We’ve known for years that diets high in fat, salt and sugar are not only unhealthy for our bodies, but unhealthy for our brains too. But little research has been focused on what foods may improve the health of our brain.
This new research published in the March issue of Alzheimer’s & Dementia: The Journal of the Alzheimer’s Association identified ten changes you can make in your diet that will not only improve the health of your brain, but will slow down the development of dementia and possibly Alzheimer’s disease.
Just ten little changes, some daily and some only once or twice a month. I’d say that’s a pretty great investment for improved health!
These are the changes that are recommended:
- One to two servings each day (one C.) of leafy green vegetables. Leafy greens are not only a great source of Vitamins A and C, but also a very good source of folic acid which is needed for good brain health.
- One serving of any other vegetable. This makes a total of two to three servings of vegetables a day. That’s easy to do! And if you manage to eat more than this, it’s an added bonus. Just make sure to get the minimum of one leafy and one other.
- Three servings of whole grains each day.
- One glass of red wine each day. Wine contains antioxidants that help prevent plaques from forming in your brain leading to dementia. However, this is one diet change you’ll need to check with your health care provider before making. There might be health or medication issues that would prohibit the drinking of wine or any alcoholic drink.
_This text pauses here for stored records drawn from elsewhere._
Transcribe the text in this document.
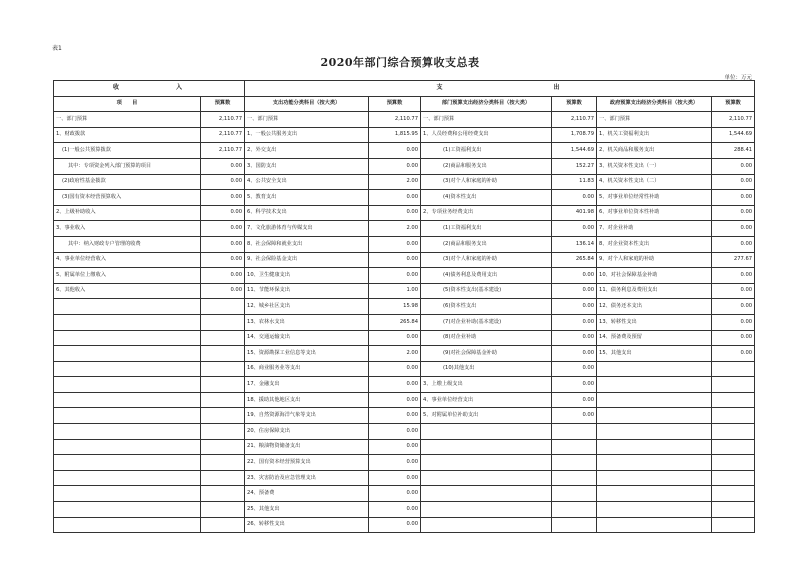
表1
2020年部门综合预算收支总表
单位：万元
收　　　　　　入		支　　　　　　　　　　　　出					
项　　目	预算数	支出功能分类科目（按大类）	预算数	部门预算支出经济分类科目（按大类）	预算数	政府预算支出经济分类科目（按大类）	预算数
一、部门预算	2,110.77	一、部门预算	2,110.77	一、部门预算	2,110.77	一、部门预算	2,110.77
1、财政拨款	2,110.77	1、一般公共服务支出	1,815.95	1、人员经费和公用经费支出	1,708.79	1、机关工资福利支出	1,544.69
(1)一般公共预算拨款	2,110.77	2、外交支出	0.00	(1)工资福利支出	1,544.69	2、机关商品和服务支出	288.41
其中：专项资金列入部门预算的项目	0.00	3、国防支出	0.00	(2)商品和服务支出	152.27	3、机关资本性支出（一）	0.00
(2)政府性基金拨款	0.00	4、公共安全支出	2.00	(3)对个人和家庭的补助	11.83	4、机关资本性支出（二）	0.00
(3)国有资本经营预算收入	0.00	5、教育支出	0.00	(4)资本性支出	0.00	5、对事业单位经常性补助	0.00
2、上级补助收入	0.00	6、科学技术支出	0.00	2、专项业务经费支出	401.98	6、对事业单位资本性补助	0.00
3、事业收入	0.00	7、文化旅游体育与传媒支出	2.00	(1)工资福利支出	0.00	7、对企业补助	0.00
其中：纳入财政专户管理的收费	0.00	8、社会保障和就业支出	0.00	(2)商品和服务支出	136.14	8、对企业资本性支出	0.00
4、事业单位经营收入	0.00	9、社会保险基金支出	0.00	(3)对个人和家庭的补助	265.84	9、对个人和家庭的补助	277.67
5、附属单位上缴收入	0.00	10、卫生健康支出	0.00	(4)债务利息及费用支出	0.00	10、对社会保障基金补助	0.00
6、其他收入	0.00	11、节能环保支出	1.00	(5)资本性支出(基本建设)	0.00	11、债务利息及费用支出	0.00
		12、城乡社区支出	15.98	(6)资本性支出	0.00	12、债务还本支出	0.00
		13、农林水支出	265.84	(7)对企业补助(基本建设)	0.00	13、转移性支出	0.00
		14、交通运输支出	0.00	(8)对企业补助	0.00	14、预备费及预留	0.00
		15、资源勘探工业信息等支出	2.00	(9)对社会保障基金补助	0.00	15、其他支出	0.00
		16、商业服务业等支出	0.00	(10)其他支出	0.00		
		17、金融支出	0.00	3、上缴上级支出	0.00		
		18、援助其他地区支出	0.00	4、事业单位经营支出	0.00		
		19、自然资源海洋气象等支出	0.00	5、对附属单位补助支出	0.00		
		20、住房保障支出	0.00				
		21、粮油物资储备支出	0.00				
		22、国有资本经营预算支出	0.00				
		23、灾害防治及应急管理支出	0.00				
		24、预备费	0.00				
		25、其他支出	0.00				
		26、转移性支出	0.00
- One serving of beans about every other day
- Two servings of berries each week. Again, not an overwhelming amount of fruit. Berries are not only full of phytochemicals which are great for your brain health, but the seeds in berries also help your digestive system stay regular.
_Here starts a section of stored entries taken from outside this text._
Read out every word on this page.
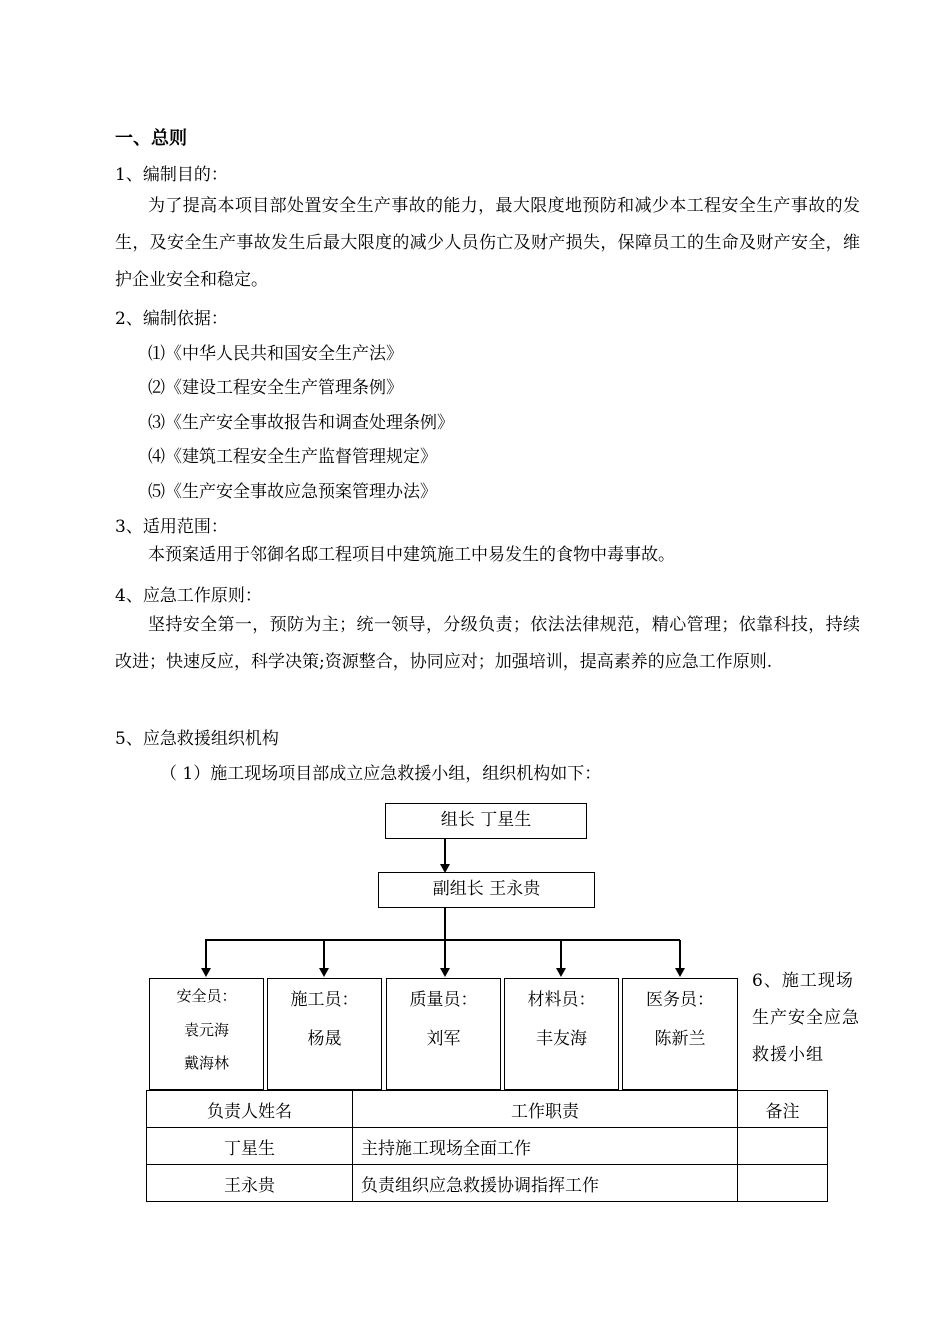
一、总则
1、编制目的：
为了提高本项目部处置安全生产事故的能力，最大限度地预防和减少本工程安全生产事故的发生，及安全生产事故发生后最大限度的减少人员伤亡及财产损失，保障员工的生命及财产安全，维护企业安全和稳定。
2、编制依据：
⑴《中华人民共和国安全生产法》
⑵《建设工程安全生产管理条例》
⑶《生产安全事故报告和调查处理条例》
⑷《建筑工程安全生产监督管理规定》
⑸《生产安全事故应急预案管理办法》
3、适用范围：
本预案适用于邻御名邸工程项目中建筑施工中易发生的食物中毒事故。
4、应急工作原则：
坚持安全第一，预防为主；统一领导，分级负责；依法法律规范，精心管理；依靠科技，持续改进；快速反应，科学决策;资源整合，协同应对；加强培训，提高素养的应急工作原则.
5、应急救援组织机构
（ 1）施工现场项目部成立应急救援小组，组织机构如下：
组长 丁星生
副组长 王永贵
安全员：
袁元海
戴海林
施工员：
杨晟
质量员：
刘军
材料员：
丰友海
医务员：
陈新兰
6、施工现场生产安全应急救援小组
负责人姓名	工作职责	备注
丁星生	主持施工现场全面工作	
王永贵	负责组织应急救援协调指挥工作	
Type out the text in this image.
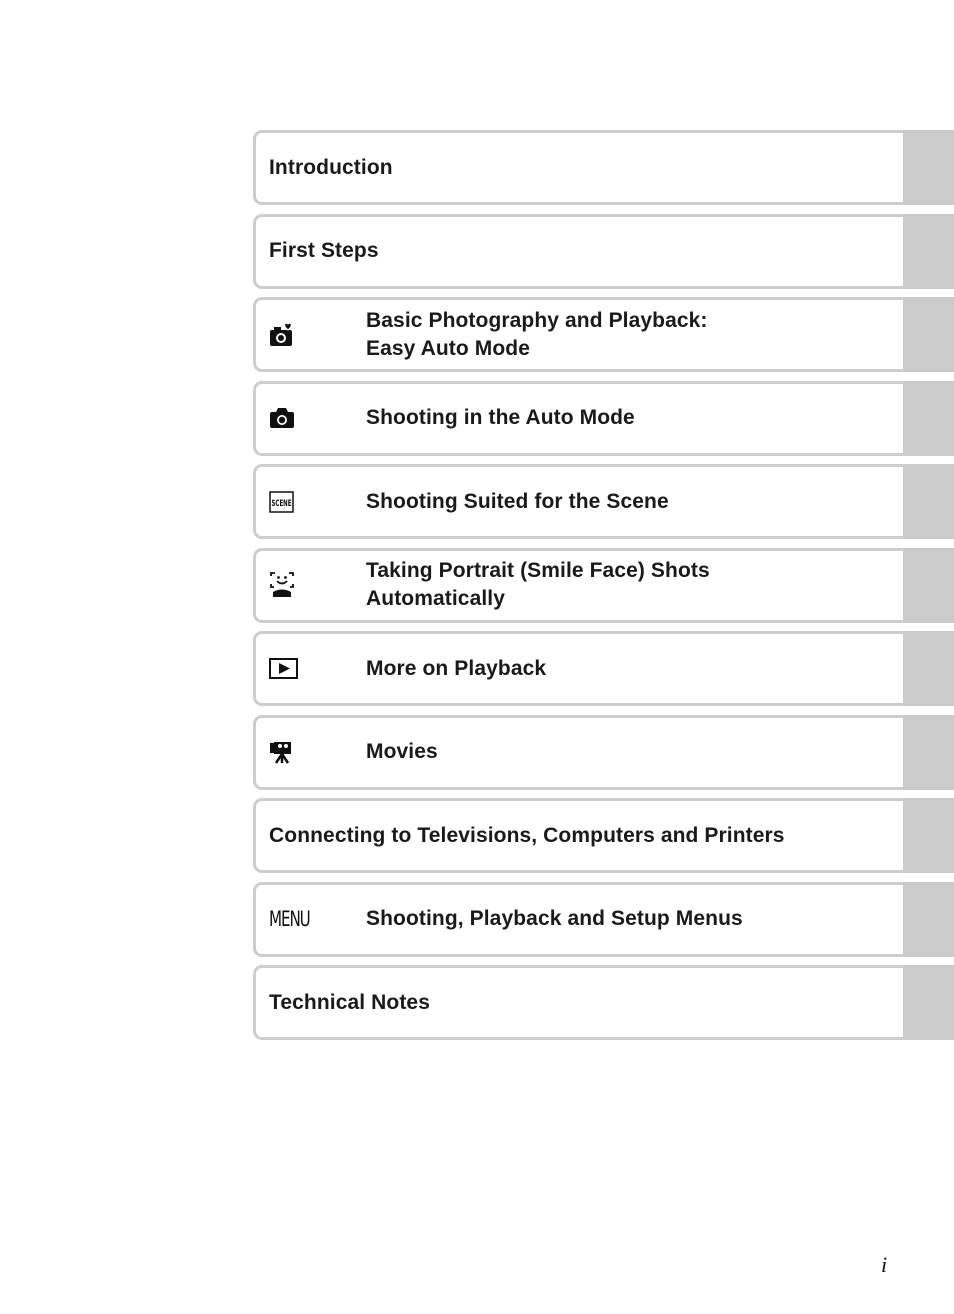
Introduction
First Steps
Basic Photography and Playback:
Easy Auto Mode
Shooting in the Auto Mode
SCENE	Shooting Suited for the Scene
Taking Portrait (Smile Face) Shots
Automatically
More on Playback
Movies
Connecting to Televisions, Computers and Printers
MENU	Shooting, Playback and Setup Menus
Technical Notes
i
- Two servings of poultry a week.
- One serving of fish each week. Fatty fish like salmon provide DHA which is great for brain development and brain health. Recommended fish are cold water fish like salmon, herring, mackerel, sardines, cod and shrimp.
- Five servings of nuts each week.
- Olive oil used in place of butter or margarine.
The following list is the foods to eat less of:
- Less than five servings of red meat each week
- Less than 1/3 C. of cheese a week
- Less than one T. of butter a day (less than seven T. of butter a week)
- Less than five servings of sweets each week
These recommendations are doable. You’re not asked to add lots of strange foods or recipes to your weekly meals and you’re not asked to give up your favorite foods. Rather just eat less of them.